A North Dakota jury on Wednesday awarded damages totaling more than $660 million to the Texas-based pipeline company Energy Transfer, which had sued Greenpeace over its role in protests nearly a decade ago against the Dakota Access Pipeline.

The verdict was a major blow to the environmental organization. Greenpeace had said that Energy Transfer’s claimed damages, in the range of $300 million, would be enough to put the group out of business in the United States. The jury on Wednesday awarded far more than that.

Greenpeace representatives were clearly taken aback by the more than half a billion dollars in damages. The environmental group unsuccessfully tried to make the case about the influence of powerful corporate interests.

“This case should alarm everyone, no matter their political inclinations,” said Sushma Raman, Interim Executive Director Greenpeace Inc, Greenpeace Fund. “It’s part of a renewed push by corporations to weaponize our courts to silence dissent. We should all be concerned about the future of the First Amendment, and lawsuits like this aimed at destroying our rights to peaceful protest and free speech.”
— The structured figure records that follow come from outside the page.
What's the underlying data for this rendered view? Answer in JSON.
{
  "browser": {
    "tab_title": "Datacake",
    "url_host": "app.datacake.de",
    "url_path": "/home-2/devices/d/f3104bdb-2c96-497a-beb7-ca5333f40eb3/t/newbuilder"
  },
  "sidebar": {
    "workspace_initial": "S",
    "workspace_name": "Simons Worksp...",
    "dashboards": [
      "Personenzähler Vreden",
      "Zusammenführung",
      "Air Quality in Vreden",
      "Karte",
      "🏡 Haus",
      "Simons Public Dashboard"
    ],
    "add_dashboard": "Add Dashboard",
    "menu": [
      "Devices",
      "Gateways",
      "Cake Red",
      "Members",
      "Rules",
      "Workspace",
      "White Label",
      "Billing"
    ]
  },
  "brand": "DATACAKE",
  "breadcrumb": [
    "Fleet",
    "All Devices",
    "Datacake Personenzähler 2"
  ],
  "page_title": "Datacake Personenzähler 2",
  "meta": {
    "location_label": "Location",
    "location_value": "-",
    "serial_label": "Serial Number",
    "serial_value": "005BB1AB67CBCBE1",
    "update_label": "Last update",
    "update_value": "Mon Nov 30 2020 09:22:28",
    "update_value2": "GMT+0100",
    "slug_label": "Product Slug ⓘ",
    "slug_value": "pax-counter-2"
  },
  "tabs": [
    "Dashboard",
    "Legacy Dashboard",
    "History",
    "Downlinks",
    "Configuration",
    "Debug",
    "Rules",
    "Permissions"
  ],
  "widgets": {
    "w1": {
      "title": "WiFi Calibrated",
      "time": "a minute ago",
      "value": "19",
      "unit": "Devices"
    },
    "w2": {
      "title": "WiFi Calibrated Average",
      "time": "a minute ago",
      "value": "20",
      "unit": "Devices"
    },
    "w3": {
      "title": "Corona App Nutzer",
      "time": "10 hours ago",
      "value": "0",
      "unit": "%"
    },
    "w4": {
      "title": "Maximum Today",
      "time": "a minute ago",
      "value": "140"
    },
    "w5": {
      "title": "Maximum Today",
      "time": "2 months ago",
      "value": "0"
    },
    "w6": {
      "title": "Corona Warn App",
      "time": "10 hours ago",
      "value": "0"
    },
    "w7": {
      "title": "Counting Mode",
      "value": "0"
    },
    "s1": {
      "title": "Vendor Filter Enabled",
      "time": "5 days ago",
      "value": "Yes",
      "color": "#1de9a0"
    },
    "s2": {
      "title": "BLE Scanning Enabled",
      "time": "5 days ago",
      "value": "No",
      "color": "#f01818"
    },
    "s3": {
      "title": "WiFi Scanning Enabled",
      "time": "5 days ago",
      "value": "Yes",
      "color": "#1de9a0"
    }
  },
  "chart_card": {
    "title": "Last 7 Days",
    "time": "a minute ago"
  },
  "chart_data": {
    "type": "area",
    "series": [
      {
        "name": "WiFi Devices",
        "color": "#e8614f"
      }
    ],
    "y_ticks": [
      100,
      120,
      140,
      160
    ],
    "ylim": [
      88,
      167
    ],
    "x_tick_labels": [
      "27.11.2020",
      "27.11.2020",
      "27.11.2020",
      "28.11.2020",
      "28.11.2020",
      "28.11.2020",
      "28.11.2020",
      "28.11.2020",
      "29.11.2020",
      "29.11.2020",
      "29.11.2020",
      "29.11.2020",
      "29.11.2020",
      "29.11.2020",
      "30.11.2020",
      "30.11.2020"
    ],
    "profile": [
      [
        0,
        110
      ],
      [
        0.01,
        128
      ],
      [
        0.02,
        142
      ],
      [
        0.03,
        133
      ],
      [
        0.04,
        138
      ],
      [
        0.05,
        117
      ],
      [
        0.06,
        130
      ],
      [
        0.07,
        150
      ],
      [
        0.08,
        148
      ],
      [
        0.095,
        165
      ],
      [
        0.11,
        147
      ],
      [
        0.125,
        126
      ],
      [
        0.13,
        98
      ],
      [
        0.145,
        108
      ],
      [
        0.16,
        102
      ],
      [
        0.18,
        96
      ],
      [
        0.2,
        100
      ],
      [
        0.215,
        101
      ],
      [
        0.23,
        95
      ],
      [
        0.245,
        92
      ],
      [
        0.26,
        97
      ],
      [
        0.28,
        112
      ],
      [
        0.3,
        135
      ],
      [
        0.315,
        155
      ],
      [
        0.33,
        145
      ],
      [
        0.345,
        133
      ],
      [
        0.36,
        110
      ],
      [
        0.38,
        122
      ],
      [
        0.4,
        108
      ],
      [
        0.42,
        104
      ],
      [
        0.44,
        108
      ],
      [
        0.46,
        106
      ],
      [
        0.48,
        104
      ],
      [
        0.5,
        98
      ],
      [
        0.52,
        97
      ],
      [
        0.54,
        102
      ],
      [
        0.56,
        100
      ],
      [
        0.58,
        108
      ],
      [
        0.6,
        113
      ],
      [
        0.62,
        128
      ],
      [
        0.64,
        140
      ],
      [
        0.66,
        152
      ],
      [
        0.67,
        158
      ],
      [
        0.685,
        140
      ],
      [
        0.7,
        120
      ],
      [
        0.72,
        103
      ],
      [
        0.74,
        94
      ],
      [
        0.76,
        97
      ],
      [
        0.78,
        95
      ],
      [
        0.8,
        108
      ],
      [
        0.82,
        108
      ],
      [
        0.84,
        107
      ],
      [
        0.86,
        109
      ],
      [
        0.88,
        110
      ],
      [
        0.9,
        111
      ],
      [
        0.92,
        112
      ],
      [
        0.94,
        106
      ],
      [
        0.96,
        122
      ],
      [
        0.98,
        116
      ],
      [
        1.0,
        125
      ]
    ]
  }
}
The complex lawsuit was heard over the course of three weeks with dozens of witnesses called years after law enforcement cleared out the last of hundreds of activists and an estimated 21 million pounds of garbage and human waste from their makeshift camp.

The case reaches back to protests in 2016 and 2017 against the Dakota Access oil pipeline and its Missouri River crossing upstream of the Standing Rock Sioux Tribe’s reservation. For years the tribe has opposed the line as a risk to its water supply. The multistate pipeline has been transporting oil since mid-2017.

Plaintiffs’ attorney Trey Cox has said Greenpeace carried out a scheme to stop the pipeline’s construction. During opening statements, he alleged Greenpeace paid outsiders to come into the area and protest, sent blockade supplies, organized or led protester trainings, and made untrue statements about the project to stop it.

Attorneys for the Greenpeace entities said there is no evidence to the claims, that Greenpeace employees had little or no involvement in the protests and the organizations had nothing to do with Energy Transfer’s delays in construction or refinancing.

The financial implications for Greenpeace operations in the U.S. could be wide-ranging. The group plans to appeal the verdict to the North Dakota Supreme Court in a case that could be a turning point in defining how far environmental activists can go in challenging energy and other development.

Energy Transfer called the verdict a “win” for residents of Mandan, North Dakota, and across the state.

“While we are pleased that Greenpeace has been held accountable for their actions against us, this win is really for the people of Mandan and throughout North Dakota who had to live through the daily harassment and disruptions caused by the protesters who were funded and trained by Greenpeace,” the company said in a statement to The Associated Press.